He yelled this down the hole.

We watched. Father climbed out and chucked his shovel aside.

"What did I tell you? It's the Maywits."

"He run down to tell me."

"Where is he?"

"Still running. Maybe Swampmouth by now."

Father saw us watching him.

"Don't anyone say a word. We can't blame them for going. We're glad to have them back. We'll pretend they never left — they've had a rough time. You think it's dry here? It's soaking wet compared to the drought they've got out there. Listen, the world is a terrible place for anyone who's had a taste of Jeronimo. Those poor folks will need all the sympathy they can get. Be nice to them. Give them some peas to shell, put them to work. We've got some extra hands for my Hole!"

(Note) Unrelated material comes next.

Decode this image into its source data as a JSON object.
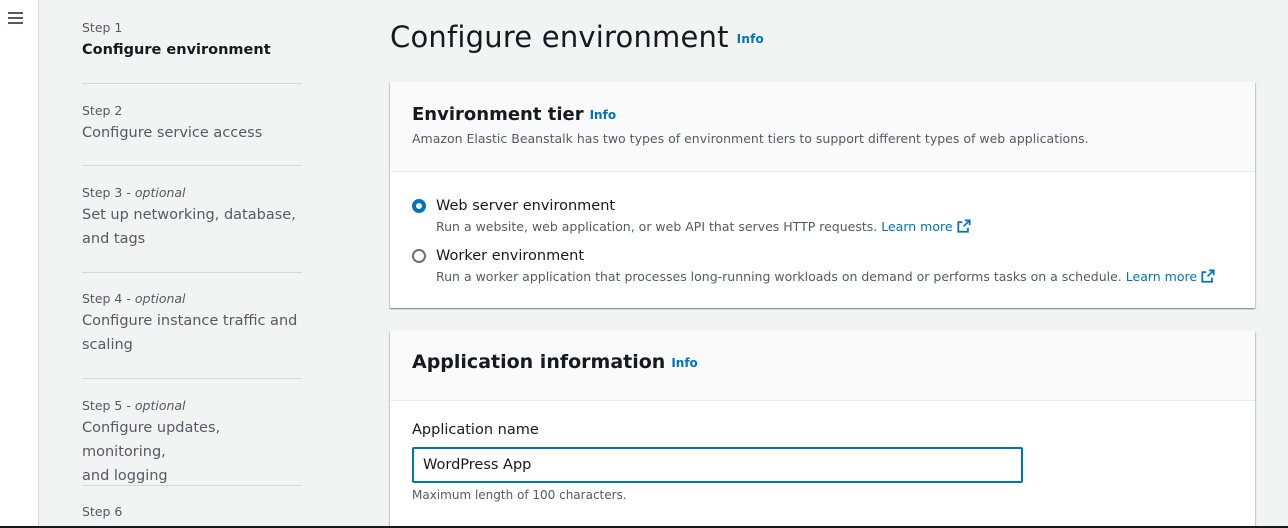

Mother said, "It could be some people who want ice."

"I know it's the Maywits," Father said.

But this time Father was wrong. The Maywits were not on the path.

"Men," Mother said, looking up. We crowded behind her. "There's three of them, Allie."

"I was expecting them, too," Father said, but his voice had gone cold. "They're slaves."

"Then why do they have guns, Dad?" Clover asked.

The Zambus seemed terrified. I heard, "Ruckbooses."

20

AT THAT MOMENT, I knew how the people in Seville felt, the river Creoles and the mountain Indians, or anyone else who watched us Foxes coming out of the jungle. We stepped into their villages like this, big and strange and uninvited. So we deserved this visit, but that did not make it easier.

The three scarecrows were dressed differently from the way they had been in the Indian village in Olancho — sweat-stained shirts and dirty pants and boots. We had not chosen them — they had chosen us. This was what savages saw. They were heading straight for us, not looking left or right. They seemed worse-off in clothes than they had half-naked in the village. One had a rifle slung over his shoulder, and the other two had pistols in their hands. They were listening and blinking, a little stupid and a little angry, as if they were out hunting cats.

Father's face twitched. It was not worry. He was doing a rapid calculation in his head, adding, subtracting, figuring odds, doing the algebra of what they might want. I recognized the men's clothes — they were the ones I had seen the Indian women washing in the stream. The Zambus watched from the lip of the hole with their round blackbird's eyes.

"Tell them to put their guns down, Allie."

"Let me handle this." Father met the men and said in Spanish, "What goes?"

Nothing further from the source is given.